Frank A. Watkins and his wife, Lou Etta, don't like what they see from their window on South King Street in Leesburg's historic district.

White and yellow plastic containers, beer cans and wet cardboard boxes, broken glass and pieces of paper litter parts of the sidewalk in front of their fenced yard and the vacant house next door at South King and South streets.

"It didn't used to be like this," said Frank, 77, who has lived in the home since 1947. "It used to be I knew all the residents up and down this street."

Lou Etta, 72, chimed in: "It's not a nice neighborhood anymore because it's becoming a place where people just hang out. It's getting so average citizens can't enjoy Georgetown Park, which sits right next to us.
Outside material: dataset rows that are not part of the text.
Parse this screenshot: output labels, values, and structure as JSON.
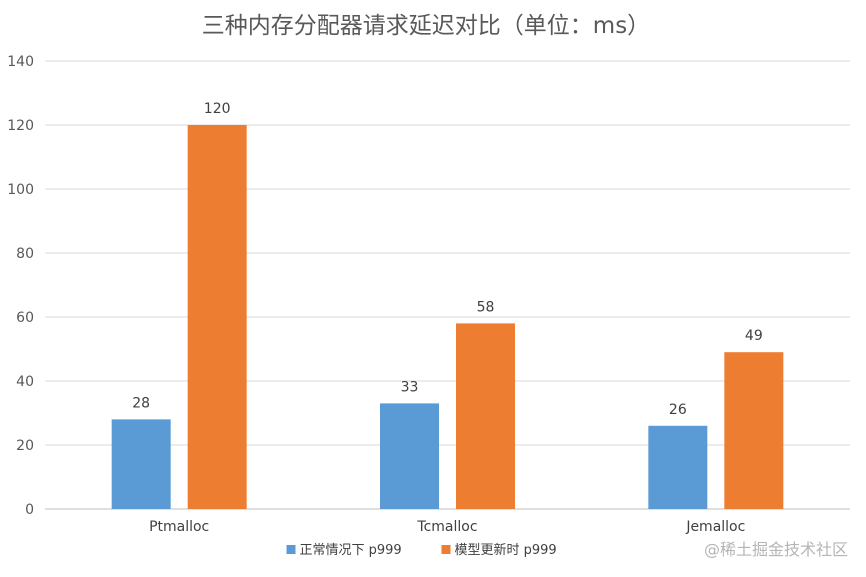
{
  "chart_data": {
    "type": "bar",
    "title": "三种内存分配器请求延迟对比（单位：ms）",
    "categories": [
      "Ptmalloc",
      "Tcmalloc",
      "Jemalloc"
    ],
    "series": [
      {
        "name": "正常情况下 p999",
        "values": [
          28,
          33,
          26
        ],
        "color": "#5b9bd5"
      },
      {
        "name": "模型更新时 p999",
        "values": [
          120,
          58,
          49
        ],
        "color": "#ed7d31"
      }
    ],
    "ylim": [
      0,
      140
    ],
    "y_ticks": [
      0,
      20,
      40,
      60,
      80,
      100,
      120,
      140
    ],
    "grid": true,
    "legend_position": "bottom"
  },
  "watermark": "@稀土掘金技术社区"
}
You get these wild ones in here, and everybody's scared away."

The Watkinses and about 50 other residents, business owners and elected officials gathered Thursday night at the Leesburg police station on Plaza Street to discuss how to improve the area south of Loudoun Street to the Washington & Old Dominion trail, west to Dry Mill Road and east to Catoctin Circle. Along South King Street, there are mostly businesses, a few homes near Georgetown Park--one of which is abandoned--and a kitchen that operates a meal program for the poor.

After two hours of discussion at the "Downtown South Summit," some possible suggestions for improving the area emerged. Among them: creating a master plan specifically for the historic district; increasing police patrols in the area; and preventing people from dumping used mattresses and unwanted furniture at Blossom and Bloom, a thrift shop on the east side of South King Street.

A master plan, some leaders and residents said, could include designs for preserving the historic look and feel of houses in the area, many of which have been turned into businesses in the last decade. Residents and business owners said that could help keep the southern area of downtown from looking run-down.

"A master plan would at least give us some sort of blueprint," said Peter Burnett, a Leesburg lawyer and co-chairman of the Downtown South Subcommittee, part of the Downtown Committee of the Leesburg Economic Development Commission.

Other proposed solutions included town tax incentives for owners to repair or renovate properties. Some residents and small developers said the town's cumbersome zoning and building approval process has discouraged them from investing in older buildings within the town limits.

Lou Etta Watkins, subcommittee co-chairman, suggested that patrons of Daily Bread--a hot meals program operated by Loudoun Interfaith Relief a few doors from her home--be asked not to take food outside because the trash and remains often are dumped along sidewalks and in yards.

Laura MacLaurin, executive director of the program, said the takeout service is for parents who want to take food home to their children and may be embarrassed to come inside.

"We serve a real need, but we can be somewhere else," MacLaurin told the group. "I just want us to be in a central location that's easy for our clients to get to and not out in the middle of nowhere."

Some business owners at the meeting complained about public drunkenness, profanity, loitering and possible illegal drug activity in the small shopping center behind the thrift store. Many property owners and residents who live between the trail and the Safeway about a quarter-mile down the road said they worry about their property values declining.

"The fact is there's pervertedness and homelessness there," said Sandy Donaldson, of OSP Consultants Inc., a telecommunications company that has a branch office in the shopping center. "It needs to be policed. It's a nasty place."

The Watkinses said they feel frustrated and sad when people dump trash and use foul language outside their living room window. Routinely, they said, they can hear the noise as they watch TV together--she in her rocking chair and he in his favorite blue recliner.

"If people were leaving trash in front of the Laurel Brigade [a Market Street inn and restaurant], I'm sure they'd find a way to clean it up right away," Lou Etta Watkins said.

Frank Watkins, a former Army sergeant who retired from construction in 1985, shrugs off the idea of moving from South King Street. He laughed as he told how a few days after he paid $3,000 to buy the house, he found out that it was the house where his grandmother was married. Along each wall and shelf are trinkets, figurines and dried flower arrangements next to pictures of the couple's children, grandchildren and great-grandchildren.

"If I did move, I'd not just give this place to somebody," said Watkins, who was born a few blocks from his current home. "I'd really have to get something out of it. And I'd have to think about it long and hard."

Lou Etta shook her head and added: "It's just not right to do that. You're not supposed to have to move away when people break the law."